# Need Campground Help Asap



## hoodscoop (Mar 29, 2012)

Want to go to Deep Creek Lake in July. Anybody got a name of a good CG near or at the lake?


----------



## RDS (Jul 20, 2011)

hoodscoop said:


> Want to go to Deep Creek Lake in July. Anybody got a name of a good CG near or at the lake?


That's on my list of places to go, but have not been yet.

Read some great reviews of the state park.

http://www.dnr.state.md.us/publiclands/western/deepcreek.asp

http://www.reserveamerica.com/camping/Deep_Creek_Lake_State_Park/r/campgroundDetails.do?contractCode=MD&parkId=380522

Where are you in MD?


----------



## hoodscoop (Mar 29, 2012)

I am from Frederick, and thanks for the two web sites. I will review them and hope to book something this weekend. Hope it's not to late.


----------



## hoodscoop (Mar 29, 2012)

OOPS! Nothing available for a 35 footer until August at Deep Creek. I am kinda new to this reservation thing and am starting to realize that you need to book months in advance, at least for the good places. OH WELL!


----------



## RDS (Jul 20, 2011)

hoodscoop said:


> I am from Frederick, and thanks for the two web sites. I will review them and hope to book something this weekend. Hope it's not to late.

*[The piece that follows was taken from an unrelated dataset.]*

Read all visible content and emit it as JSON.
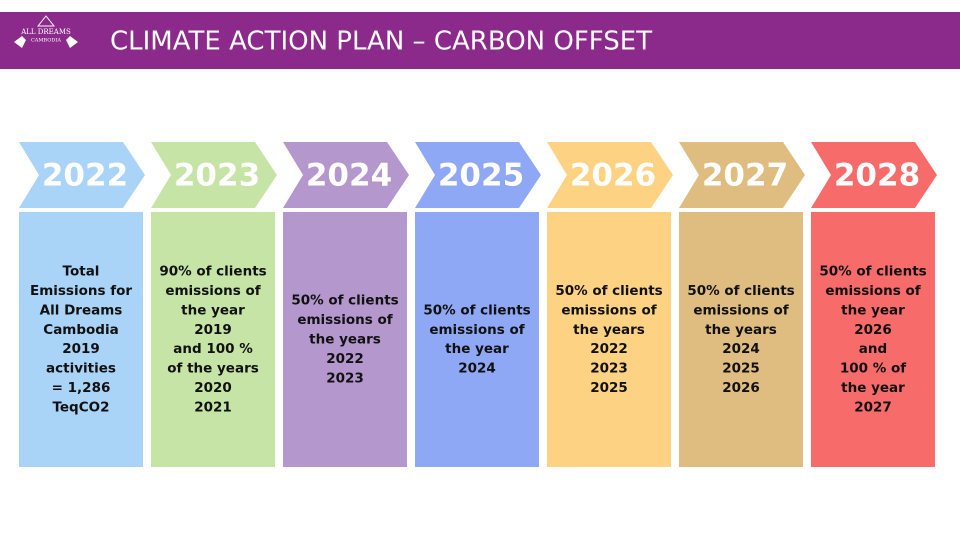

Yeah we book most trips six months to a year out.

We will be in your area July 27-29th at Cunningham Falls State Park, Manor area sites 6 & 10. Feel free to stop by.


----------



## hoodscoop (Mar 29, 2012)

RDS said:


> I am from Frederick, and thanks for the two web sites. I will review them and hope to book something this weekend. Hope it's not to late.


Yeah we book most trips six months to a year out.

We will be in your area July 27-29th at Cunningham Falls State Park, Manor area sites 6 & 10. Feel free to stop by.
[/quote]

Don't know if Southern MD got it too but storm took out my Comcast which is my internet. Just got up about an hour ago. Anyway, might just do that. Falls is only a stones throw away. Might drop by with a couple cold ones, if that's OK?


----------



## RDS (Jul 20, 2011)

hoodscoop said:


> I am from Frederick, and thanks for the two web sites. I will review them and hope to book something this weekend. Hope it's not to late.


Yeah we book most trips six months to a year out.

We will be in your area July 27-29th at Cunningham Falls State Park, Manor area sites 6 & 10. Feel free to stop by.
[/quote]

Don't know if Southern MD got it too but storm took out my Comcast which is my internet. Just got up about an hour ago. Anyway, might just do that. Falls is only a stones throw away. Might drop by with a couple cold ones, if that's OK?
[/quote]

I was with out power for a day and cable for 3 days..

Hope to see you in July and there will be plenty of cold ones in the cooler if you forget yours!!


----------